# Shotgun for home defense only advise



## chris441 (Sep 6, 2009)

What should I look for in a home defense only shotgun. I want to spend the least amount of money since it would never be used for anything, unless god forbid the day comes I need it, but with that said I want something that is going to work when I pick it up.

Any suggestions? Action? Gauge? Brands to look at? Brands to stay away from?


----------



## gunluver (Jul 23, 2009)

mossberg 500 pump action in 12 guage. simple, proven, inexpensive, and it works


----------



## von buck (Oct 12, 2009)

gunluver said:


> mossberg 500 pump action in 12 guage. simple, proven, inexpensive, and it works


+1. I just got a mossberg Maverick the other day to tide me over untill I get my handgun permit. 
I feel safer allready with this baby by my bed.

Andy


----------



## Todd (Jul 3, 2006)

Remington 870 is also very popular.


----------



## thelonerang3r (Jul 30, 2009)

I don't see how one could go wrong with either gun. Proven, reliable, and under $300


----------



## Loupgarou (Oct 7, 2009)

I have a Remington 870 with a Knoxx SpecOps adjustable stock on it (my arms are a little bit short for comfort with the factory stocks). An adjustable stock will telescope back and forth to reach the correct length for each user, and, when fully collapsed, can also allow for storage in smaller areas. This is important, since having a shotgun fit the user properly is vital for accurate aiming, and so that the user can handle the recoil generated when the shotgun is fired. I would not recommend however, a foldable stock, just the recoil-absorbing version of the Knoxx SpecOps.

Of course, nothing can substittute for the need to practice. Even if you don't plan to use the shotgun for anything but HD, don't wait until dangers happens (and I hope it never never does!) to develop the required expertise.

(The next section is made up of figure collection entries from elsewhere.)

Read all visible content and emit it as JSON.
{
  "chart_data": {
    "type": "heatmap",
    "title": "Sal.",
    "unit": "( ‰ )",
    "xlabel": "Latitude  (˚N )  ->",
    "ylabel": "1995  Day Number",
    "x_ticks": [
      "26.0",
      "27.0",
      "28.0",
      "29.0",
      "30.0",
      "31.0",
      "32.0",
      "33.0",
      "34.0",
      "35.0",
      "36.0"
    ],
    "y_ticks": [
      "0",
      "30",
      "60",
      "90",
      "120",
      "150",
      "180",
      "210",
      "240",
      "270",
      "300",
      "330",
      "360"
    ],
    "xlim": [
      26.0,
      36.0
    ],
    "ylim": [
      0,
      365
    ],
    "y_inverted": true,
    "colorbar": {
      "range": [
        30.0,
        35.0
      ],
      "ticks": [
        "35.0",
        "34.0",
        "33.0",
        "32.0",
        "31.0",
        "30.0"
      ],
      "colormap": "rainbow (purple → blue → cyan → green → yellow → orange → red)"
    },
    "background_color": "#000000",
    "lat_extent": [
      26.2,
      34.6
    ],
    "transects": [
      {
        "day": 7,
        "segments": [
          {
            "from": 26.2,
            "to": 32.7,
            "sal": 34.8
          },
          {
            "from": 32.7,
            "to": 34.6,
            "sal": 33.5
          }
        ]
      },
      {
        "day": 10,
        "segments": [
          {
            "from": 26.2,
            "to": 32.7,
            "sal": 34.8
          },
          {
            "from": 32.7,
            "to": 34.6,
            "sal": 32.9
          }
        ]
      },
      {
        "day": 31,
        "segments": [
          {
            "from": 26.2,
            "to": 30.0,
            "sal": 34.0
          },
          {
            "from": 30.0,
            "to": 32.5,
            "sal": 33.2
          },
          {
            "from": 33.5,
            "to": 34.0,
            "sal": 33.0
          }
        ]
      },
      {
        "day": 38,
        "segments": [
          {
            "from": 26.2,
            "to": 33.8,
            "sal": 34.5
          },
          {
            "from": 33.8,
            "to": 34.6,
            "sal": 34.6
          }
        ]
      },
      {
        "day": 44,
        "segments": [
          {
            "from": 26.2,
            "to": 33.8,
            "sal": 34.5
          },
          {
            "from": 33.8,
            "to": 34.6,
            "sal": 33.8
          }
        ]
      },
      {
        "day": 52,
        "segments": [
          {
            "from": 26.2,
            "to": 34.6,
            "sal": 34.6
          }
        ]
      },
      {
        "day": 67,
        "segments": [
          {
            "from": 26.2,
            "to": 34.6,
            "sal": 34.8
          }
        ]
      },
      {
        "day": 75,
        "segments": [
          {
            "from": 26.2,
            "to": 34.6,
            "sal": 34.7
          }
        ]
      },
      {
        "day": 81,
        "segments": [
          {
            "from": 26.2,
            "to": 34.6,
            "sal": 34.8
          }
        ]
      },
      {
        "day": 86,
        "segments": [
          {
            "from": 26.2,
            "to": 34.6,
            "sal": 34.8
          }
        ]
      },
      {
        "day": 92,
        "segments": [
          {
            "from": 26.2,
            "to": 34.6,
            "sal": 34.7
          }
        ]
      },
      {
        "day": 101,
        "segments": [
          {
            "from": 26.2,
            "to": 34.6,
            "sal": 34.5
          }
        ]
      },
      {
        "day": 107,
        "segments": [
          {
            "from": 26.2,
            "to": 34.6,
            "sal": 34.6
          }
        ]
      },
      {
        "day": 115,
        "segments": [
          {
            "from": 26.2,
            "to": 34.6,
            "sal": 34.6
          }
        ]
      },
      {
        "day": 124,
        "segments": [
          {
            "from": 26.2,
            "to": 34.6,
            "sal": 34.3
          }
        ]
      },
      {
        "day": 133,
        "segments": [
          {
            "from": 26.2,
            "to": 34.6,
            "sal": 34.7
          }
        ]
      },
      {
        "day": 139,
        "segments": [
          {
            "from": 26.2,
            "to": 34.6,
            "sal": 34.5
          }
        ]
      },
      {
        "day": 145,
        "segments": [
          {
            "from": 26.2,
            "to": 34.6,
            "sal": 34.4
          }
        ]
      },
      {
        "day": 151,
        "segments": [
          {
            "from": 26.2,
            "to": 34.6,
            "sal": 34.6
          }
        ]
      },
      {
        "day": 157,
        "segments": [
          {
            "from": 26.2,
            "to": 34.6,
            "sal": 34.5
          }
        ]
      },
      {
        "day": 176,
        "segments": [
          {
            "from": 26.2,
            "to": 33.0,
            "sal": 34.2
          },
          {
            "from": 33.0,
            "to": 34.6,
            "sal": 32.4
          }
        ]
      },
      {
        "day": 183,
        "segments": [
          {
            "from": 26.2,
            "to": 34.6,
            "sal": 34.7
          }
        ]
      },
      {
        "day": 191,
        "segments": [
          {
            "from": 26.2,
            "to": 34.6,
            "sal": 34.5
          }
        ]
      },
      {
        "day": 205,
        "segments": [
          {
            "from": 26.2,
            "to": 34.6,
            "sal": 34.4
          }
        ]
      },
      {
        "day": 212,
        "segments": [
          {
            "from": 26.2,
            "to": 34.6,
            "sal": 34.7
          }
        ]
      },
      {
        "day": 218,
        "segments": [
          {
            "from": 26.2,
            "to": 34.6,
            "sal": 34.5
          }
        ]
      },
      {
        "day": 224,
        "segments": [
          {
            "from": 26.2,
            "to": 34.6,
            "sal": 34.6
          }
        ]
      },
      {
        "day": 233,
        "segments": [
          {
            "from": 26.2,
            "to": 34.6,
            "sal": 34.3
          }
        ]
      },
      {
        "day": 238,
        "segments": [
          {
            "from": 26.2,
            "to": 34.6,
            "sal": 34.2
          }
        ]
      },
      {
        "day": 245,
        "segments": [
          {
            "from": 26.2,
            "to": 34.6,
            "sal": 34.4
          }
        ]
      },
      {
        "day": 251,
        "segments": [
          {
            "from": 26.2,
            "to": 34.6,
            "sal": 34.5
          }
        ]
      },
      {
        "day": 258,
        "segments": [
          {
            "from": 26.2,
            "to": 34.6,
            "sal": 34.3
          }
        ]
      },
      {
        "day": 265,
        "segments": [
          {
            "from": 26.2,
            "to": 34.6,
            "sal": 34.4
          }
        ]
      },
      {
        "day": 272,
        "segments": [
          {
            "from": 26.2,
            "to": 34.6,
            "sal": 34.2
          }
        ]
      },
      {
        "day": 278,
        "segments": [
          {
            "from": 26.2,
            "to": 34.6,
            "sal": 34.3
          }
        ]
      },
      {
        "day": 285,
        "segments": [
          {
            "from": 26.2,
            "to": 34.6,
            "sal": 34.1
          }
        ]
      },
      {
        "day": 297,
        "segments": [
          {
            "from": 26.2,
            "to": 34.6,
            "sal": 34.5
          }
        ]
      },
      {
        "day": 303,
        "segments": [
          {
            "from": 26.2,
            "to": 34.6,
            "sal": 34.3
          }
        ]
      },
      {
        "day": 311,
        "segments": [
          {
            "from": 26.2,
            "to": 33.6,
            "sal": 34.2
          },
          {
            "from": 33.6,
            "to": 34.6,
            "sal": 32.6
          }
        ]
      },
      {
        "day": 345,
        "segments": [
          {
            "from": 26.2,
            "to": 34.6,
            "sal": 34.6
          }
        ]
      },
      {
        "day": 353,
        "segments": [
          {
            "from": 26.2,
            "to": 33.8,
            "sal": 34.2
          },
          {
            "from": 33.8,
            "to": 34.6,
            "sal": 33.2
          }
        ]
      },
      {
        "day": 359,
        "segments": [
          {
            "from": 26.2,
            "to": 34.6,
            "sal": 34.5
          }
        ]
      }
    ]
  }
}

Take it to the range several times, preferably with a buddy or instructor who is well-versed in the handling and firing of a shotgun. This will also be the way to go when you do receive your handgun. Be completely familiar with the way each of them cycles and functions, and be safe. IMO, the shotgun will need more practice for optimum effect than the handgun will, depending in part on the loads used. (Mine is a 12ga and I shoot #4 buck out of it.)

Just my two kopecks. Good luck with your search.


----------